No supo muy bien cómo superó la fase de las presentaciones. Las chicas, Leela y Nuru, eran gemelas, efectivamente; almas recatadas de enormes ojos negros y pelo azabache recogido en trenzas gruesas como maromas, que se derramaban sobre sus hombros. Al igual que su madre, olían a algún perfume oriental que no podía gustarle a Carmine: almizclado, intenso, tropical. En los lóbulos de las orejas llevaban diamantes que hacían palidecer la bisutería.
– Me encantan vuestros vestidos -dijo a las gemelas, agachándose hasta su nivel sin acercarse demasiado a ellas.
– Sí que son bonitos -repuso su madre-. Es difícil encontrar esta clase de vestidos para niñas en América. Claro que tienen muchos que les mandan desde casa, pero cuando vimos éstos, nos encaprichamos de ellos.
– Si no es una grosería preguntarlo, señora Chandra, ¿dónde encontró los vestidos?
– En un centro comercial, no lejos de donde vamos a vivir. Una tienda para niñas estupenda, mejor que ninguna que haya encontrado en Connecticut.
– ¿Puede decirme dónde está ese centro comercial?
– Ay, señor, me temo que no. Yo los encuentro todos prácticamente iguales, y todavía no conozco bien la zona.
– ¿No recordará entonces el nombre de la tienda?
Ella rió, y sus blancos dientes centellearon.
– ¡Claro que sí, me educaron con J. M. Barrie y Kenneth Graham!

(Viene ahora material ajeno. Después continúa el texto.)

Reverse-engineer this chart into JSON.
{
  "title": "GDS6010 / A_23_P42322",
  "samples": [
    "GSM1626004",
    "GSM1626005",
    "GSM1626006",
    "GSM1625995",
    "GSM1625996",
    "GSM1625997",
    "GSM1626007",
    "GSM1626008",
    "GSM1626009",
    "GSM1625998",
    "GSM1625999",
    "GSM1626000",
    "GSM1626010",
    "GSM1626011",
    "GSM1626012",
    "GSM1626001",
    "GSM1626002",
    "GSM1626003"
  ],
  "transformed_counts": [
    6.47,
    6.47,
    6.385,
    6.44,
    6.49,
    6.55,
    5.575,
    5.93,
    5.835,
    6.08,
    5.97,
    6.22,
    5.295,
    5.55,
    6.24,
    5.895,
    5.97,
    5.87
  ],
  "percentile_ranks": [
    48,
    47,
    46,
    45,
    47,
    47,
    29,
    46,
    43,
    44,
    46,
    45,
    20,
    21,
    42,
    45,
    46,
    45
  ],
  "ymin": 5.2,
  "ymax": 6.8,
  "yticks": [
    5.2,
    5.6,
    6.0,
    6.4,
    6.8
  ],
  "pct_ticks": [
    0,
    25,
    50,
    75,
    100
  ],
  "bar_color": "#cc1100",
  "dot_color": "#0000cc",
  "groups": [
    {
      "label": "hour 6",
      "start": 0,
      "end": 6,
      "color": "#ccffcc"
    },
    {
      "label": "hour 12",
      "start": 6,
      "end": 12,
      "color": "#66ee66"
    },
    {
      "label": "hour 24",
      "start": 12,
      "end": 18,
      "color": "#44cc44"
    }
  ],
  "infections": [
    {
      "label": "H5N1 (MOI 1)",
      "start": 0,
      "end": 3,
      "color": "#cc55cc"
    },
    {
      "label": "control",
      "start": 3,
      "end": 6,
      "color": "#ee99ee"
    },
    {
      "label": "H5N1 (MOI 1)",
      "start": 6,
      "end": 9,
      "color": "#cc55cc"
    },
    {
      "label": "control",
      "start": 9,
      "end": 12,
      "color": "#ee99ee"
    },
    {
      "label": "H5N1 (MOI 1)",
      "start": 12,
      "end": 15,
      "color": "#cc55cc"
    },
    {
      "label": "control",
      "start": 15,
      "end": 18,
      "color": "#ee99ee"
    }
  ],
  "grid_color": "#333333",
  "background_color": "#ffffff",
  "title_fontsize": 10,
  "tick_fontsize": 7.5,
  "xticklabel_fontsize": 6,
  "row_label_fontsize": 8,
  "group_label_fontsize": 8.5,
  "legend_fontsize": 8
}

Campanilla.
Y con eso partieron, las gemelas despidiéndose tímidamente con la mano.
– Le ha caído bien a mis hijas -dijo Chandra.
Agradable, aunque irrelevante.
– ¿Puedo usar su teléfono, doctor?
– Por supuesto, teniente. Le dejaré a solas.
«Desde luego, no se les pueden reprochar sus modales, aunque su ética sea distinta», pensó Carmine mientras marcaba el número de Marciano, con dedos temblorosos.
– Sé de dónde han salido los vestidos -dijo sin preámbulos-. Campanilla. Campanilla, como suena. Tienen una tienda en un centro comercial en las afueras de Boston, pero puede que haya otras. Ponte a buscar.
– Dos tiendas -dijo Marciano al entrar Carmine-. En Boston y en White Plains, las dos en centros comerciales más bien caros. ¿Estás seguro de esto?
– Completamente. Dos de las hijas pequeñas de Chandra llevaban vestidos idénticos al de Margaretta, sólo que de color verde. La cuestión es: ¿de qué Campanilla serían clientes nuestros Fantasmas?
– White Plains. Está más cerca, salvo que viva cerca de la frontera con Massachusetts. Lo que también es posible, claro.
– Entonces, Abe puede ir a Boston mañana, mientras yo me ocupo de White Plains. ¡Jesús, Danny, por fin tenemos de dónde tirar!
Lunes, 21 de febrero de 1966
La Campanilla de White Plains estaba ubicada en un centro comercial de tiendas de ropa elegante y muebles, entremezcladas con los inevitables delis y locales de comida rápida y limpieza en seco. Había, asimismo, varios restaurantes, más de servir comidas que cenas. Era un edificio nuevo de dos plantas, pero Campanilla era demasiado astuta para emplazarse en el piso de arriba. Planta calle, y cerca de la entrada.
Era, según observó Carmine al inspeccionar Campanilla desde fuera, un local muy grande, dedicado enteramente a ropa para niñas. Tenían en aquel momento rebajas en abrigos y ropa de invierno; nada de prendas baratas de nailon: todo de fibra natural. Vio que había incluso una sección dedicada a pieles auténticas tras un arco con un rótulo que decía CHIQUIVISÓN. Varias docenas de clientas, algunas tirando de niños, otras solas, repasaban los colgadores, pese a lo temprano de la hora. Ningún hombre. «¿Cuántas de ellas robarán en un sitio como éste?», se preguntó el poli.